Balza agli occhi che il rapporto tra ospedali e strutture territoriali è centrale, sia perché se tanti malati riescono a smaltire l’infezione a casa evitano di intasare gli ospedali ma insieme occorre una rete in grado di fare arrivare con rapidità all’ospedale chi dovesse peggiorare. Il rapporto tra ospedale e territorio è entrato in crisi da tempo, ancora di più con una pressione forte come questa. I privati hanno tardato ad entrare in campo e, salvo eccezioni, lo hanno fatto malvolentieri perché la loro ottica è il guadagno, che non c’è in una occasione così drammatica. Fino al nodo Case di riposo e Rsa che sono diventate centri di infezione e di morte per incompetenza e volontà di nascondere la verità. I racconti sono ormai disponibili e diverse situazioni gridano vendetta, ci sono anziani morti in massa, personale infettato per assenza di protezione e occultamento della verità, Asl che non hanno vigilato come dovevano. Quando l’emergenza lo permetterà dovremo rimettere al centro la sanità e ricostruire un vero Sistema Sanitario nazionale pubblico, solidale tra le persone e tra le aree territoriali, finanziato in modo adeguato. Il sistema deve essere unico, le regioni possono essere un utile soggetto per evitare che qualche area territoriale venga dimenticata, qualche problema sottovalutato. Un sistema sanitario unico non è di per sé in contraddizione con un ruolo attivo delle regioni ma è ora di chiudere l’epoca di 20 sistemi sanitari regionali sempre più diversi.
Va riscritto il titolo V della Costituzione, stabilendo la preminenza dello Stato e ridefinendo il ruolo delle regioni all’interno della legislazione nazionale.
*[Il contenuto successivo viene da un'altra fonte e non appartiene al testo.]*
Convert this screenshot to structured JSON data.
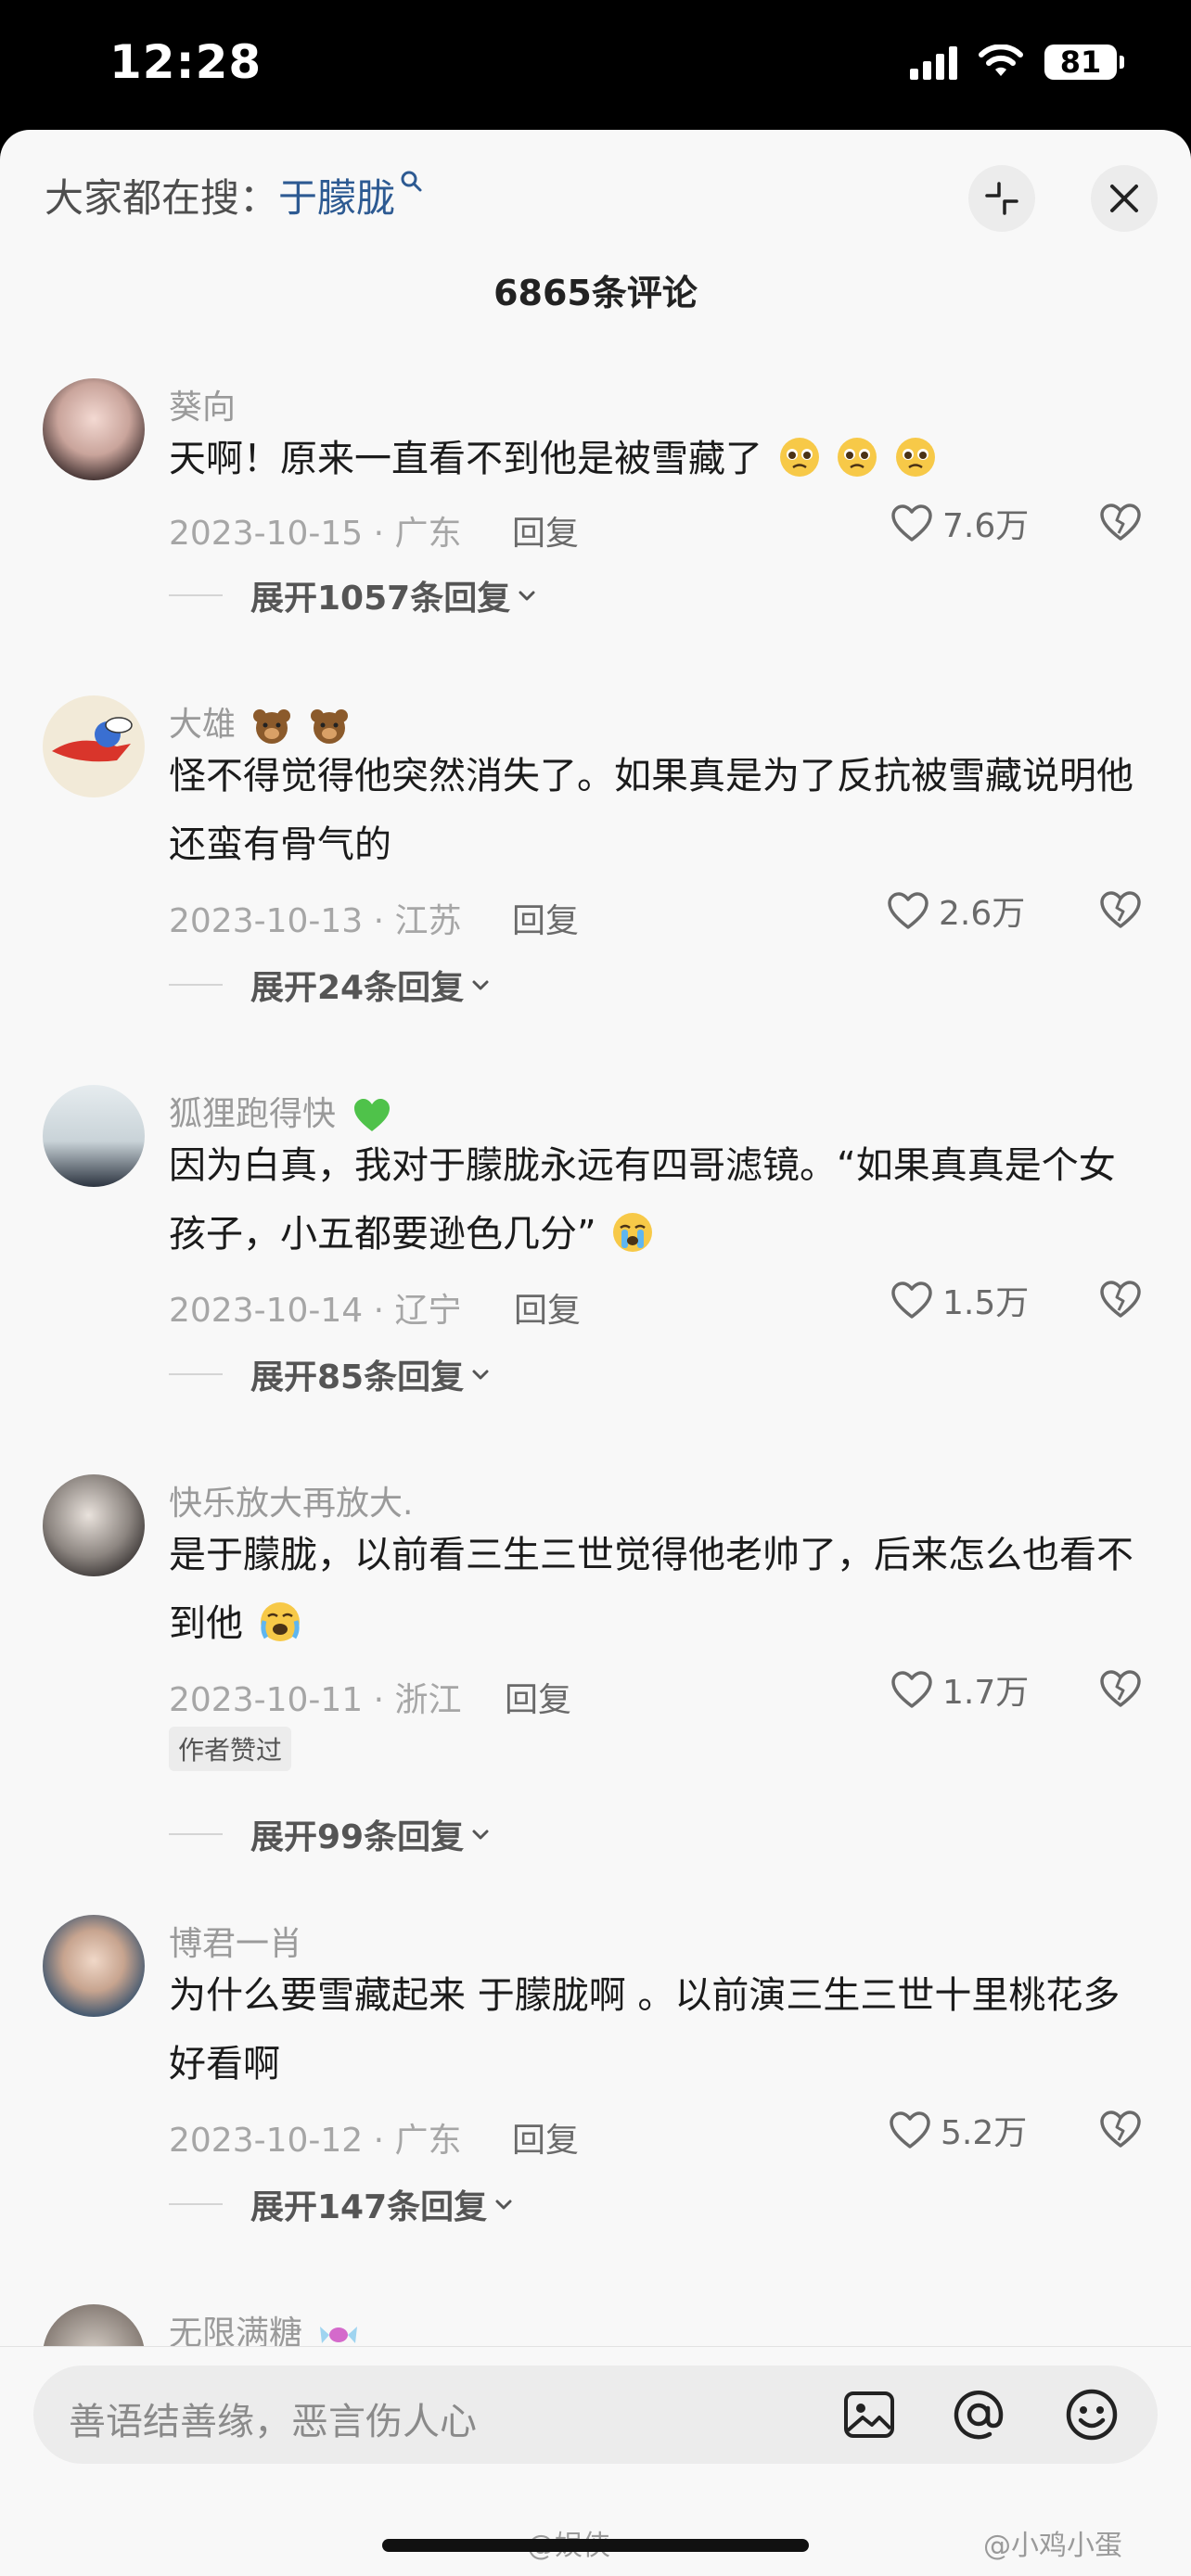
{
  "status": {
    "time": "12:28",
    "battery": "81"
  },
  "header": {
    "search_prefix": "大家都在搜：",
    "search_term": "于朦胧",
    "comment_count": "6865条评论"
  },
  "comments": [
    {
      "user": "葵向",
      "text": "天啊！原来一直看不到他是被雪藏了",
      "date": "2023-10-15 · 广东",
      "reply": "回复",
      "likes": "7.6万",
      "expand": "展开1057条回复"
    },
    {
      "user": "大雄",
      "text": "怪不得觉得他突然消失了。如果真是为了反抗被雪藏说明他还蛮有骨气的",
      "date": "2023-10-13 · 江苏",
      "reply": "回复",
      "likes": "2.6万",
      "expand": "展开24条回复"
    },
    {
      "user": "狐狸跑得快",
      "text": "因为白真，我对于朦胧永远有四哥滤镜。“如果真真是个女孩子，小五都要逊色几分”",
      "date": "2023-10-14 · 辽宁",
      "reply": "回复",
      "likes": "1.5万",
      "expand": "展开85条回复"
    },
    {
      "user": "快乐放大再放大.",
      "text": "是于朦胧，以前看三生三世觉得他老帅了，后来怎么也看不到他",
      "date": "2023-10-11 · 浙江",
      "reply": "回复",
      "likes": "1.7万",
      "tag": "作者赞过",
      "expand": "展开99条回复"
    },
    {
      "user": "博君一肖",
      "text": "为什么要雪藏起来 于朦胧啊 。以前演三生三世十里桃花多好看啊",
      "date": "2023-10-12 · 广东",
      "reply": "回复",
      "likes": "5.2万",
      "expand": "展开147条回复"
    },
    {
      "user": "无限满糖"
    }
  ],
  "input": {
    "placeholder": "善语结善缘，恶言伤人心"
  },
  "watermarks": {
    "left": "@娱侠",
    "right": "@小鸡小蛋"
  },
  "icons": [
    "collapse-icon",
    "close-icon",
    "heart-icon",
    "dislike-icon",
    "chevron-down-icon",
    "image-icon",
    "at-icon",
    "emoji-icon"
  ]
}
Non serve che Renzi continui ad inseguire il sogno della sua riforma, bocciata dagli elettori. Invece si deve costruire un nuovo sistema sanitario nazionale degno di questo nome, stanziando le risorse necessarie e mettendo in campo una linea politica alternativa alla destra secessionista, che ha contribuito in modo decisivo a togliere risorse alla sanità pubblica e ha spinto in Lombardia la privatizzazione a livelli inaccettabili.
Occorre un grande sogno per uscire dall’incubo della pandemia.
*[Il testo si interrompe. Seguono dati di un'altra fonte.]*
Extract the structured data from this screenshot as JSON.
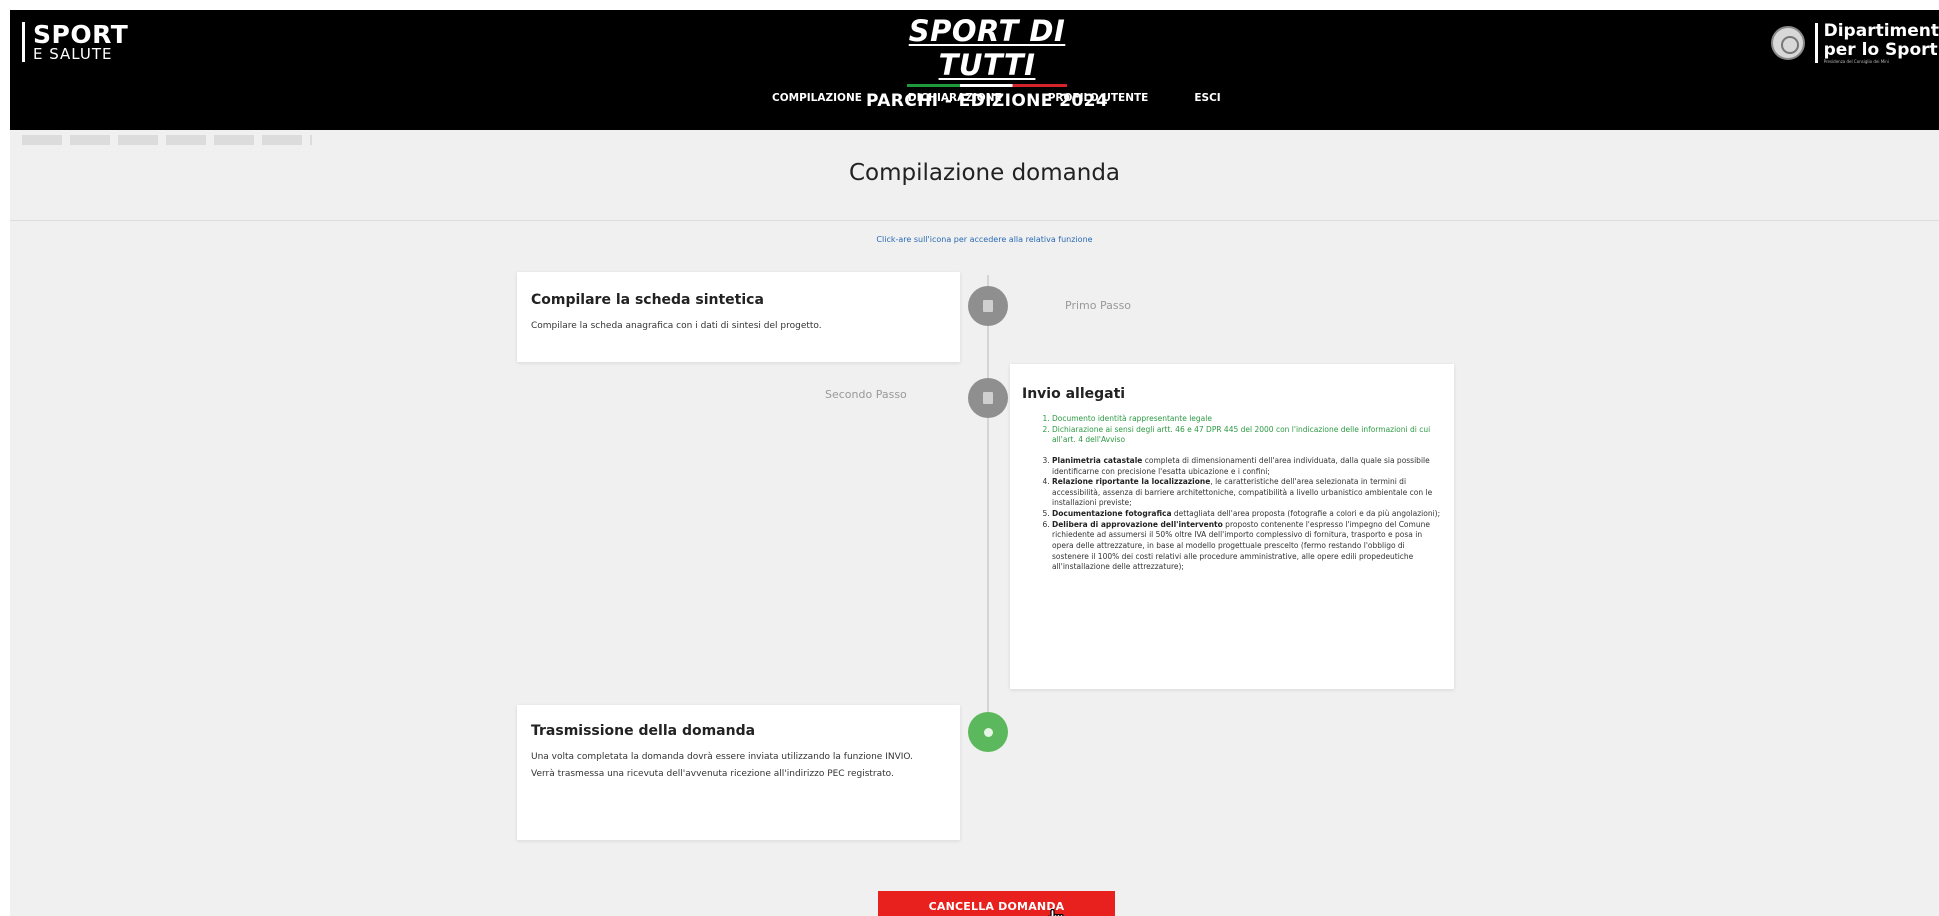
{
  "header": {
    "logo_left": {
      "line1": "SPORT",
      "line2": "E SALUTE"
    },
    "brand_title": "SPORT DI TUTTI",
    "brand_edition": "PARCHI - EDIZIONE 2024",
    "nav": [
      "COMPILAZIONE",
      "DICHIARAZIONE",
      "PROFILO UTENTE",
      "ESCI"
    ],
    "logo_right": {
      "line1": "Dipartiment",
      "line2": "per lo Sport",
      "small": "Presidenza del Consiglio dei Mini"
    }
  },
  "main": {
    "title": "Compilazione domanda",
    "hint": "Click-are sull'icona per accedere alla relativa funzione"
  },
  "steps": {
    "step1": {
      "label": "Primo Passo",
      "card_title": "Compilare la scheda sintetica",
      "card_text": "Compilare la scheda anagrafica con i dati di sintesi del progetto."
    },
    "step2": {
      "label": "Secondo Passo",
      "card_title": "Invio allegati",
      "items": [
        "Documento identità rappresentante legale",
        "Dichiarazione ai sensi degli artt. 46 e 47 DPR 445 del 2000 con l'indicazione delle informazioni di cui all'art. 4 dell'Avviso",
        {
          "bold": "Planimetria catastale",
          "text": " completa di dimensionamenti dell'area individuata, dalla quale sia possibile identificarne con precisione l'esatta ubicazione e i confini;"
        },
        {
          "bold": "Relazione riportante la localizzazione",
          "text": ", le caratteristiche dell'area selezionata in termini di accessibilità, assenza di barriere architettoniche, compatibilità a livello urbanistico ambientale con le installazioni previste;"
        },
        {
          "bold": "Documentazione fotografica",
          "text": " dettagliata dell'area proposta (fotografie a colori e da più angolazioni);"
        },
        {
          "bold": "Delibera di approvazione dell'intervento",
          "text": " proposto contenente l'espresso l'impegno del Comune richiedente ad assumersi il 50% oltre IVA dell'importo complessivo di fornitura, trasporto e posa in opera delle attrezzature, in base al modello progettuale prescelto (fermo restando l'obbligo di sostenere il 100% dei costi relativi alle procedure amministrative, alle opere edili propedeutiche all'installazione delle attrezzature);"
        }
      ]
    },
    "step3": {
      "card_title": "Trasmissione della domanda",
      "card_text1": "Una volta completata la domanda dovrà essere inviata utilizzando la funzione INVIO.",
      "card_text2": "Verrà trasmessa una ricevuta dell'avvenuta ricezione all'indirizzo PEC registrato."
    }
  },
  "actions": {
    "cancel_label": "CANCELLA DOMANDA"
  },
  "colors": {
    "accent_red": "#e8211e",
    "green": "#5cb85c",
    "link_blue": "#2a6ab4"
  }
}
Ricostruire un sistema sanitario nazionale fondato sulle competenze e sul coraggio del personale che si è prodigato è un grande sogno, che può migliorare la vita di tutti noi e può essere un primo tassello del futuro dell’Italia. Questo tassello deve essere parte di un progetto pubblico per guidare i cambiamenti e le innovazioni indispensabili nel nostro paese facendo perno sulla partecipazione attiva. E’ il momento per proporre un futuro realizzabile con un impegno corale chiudendo la fase della protesta fine a se stessa.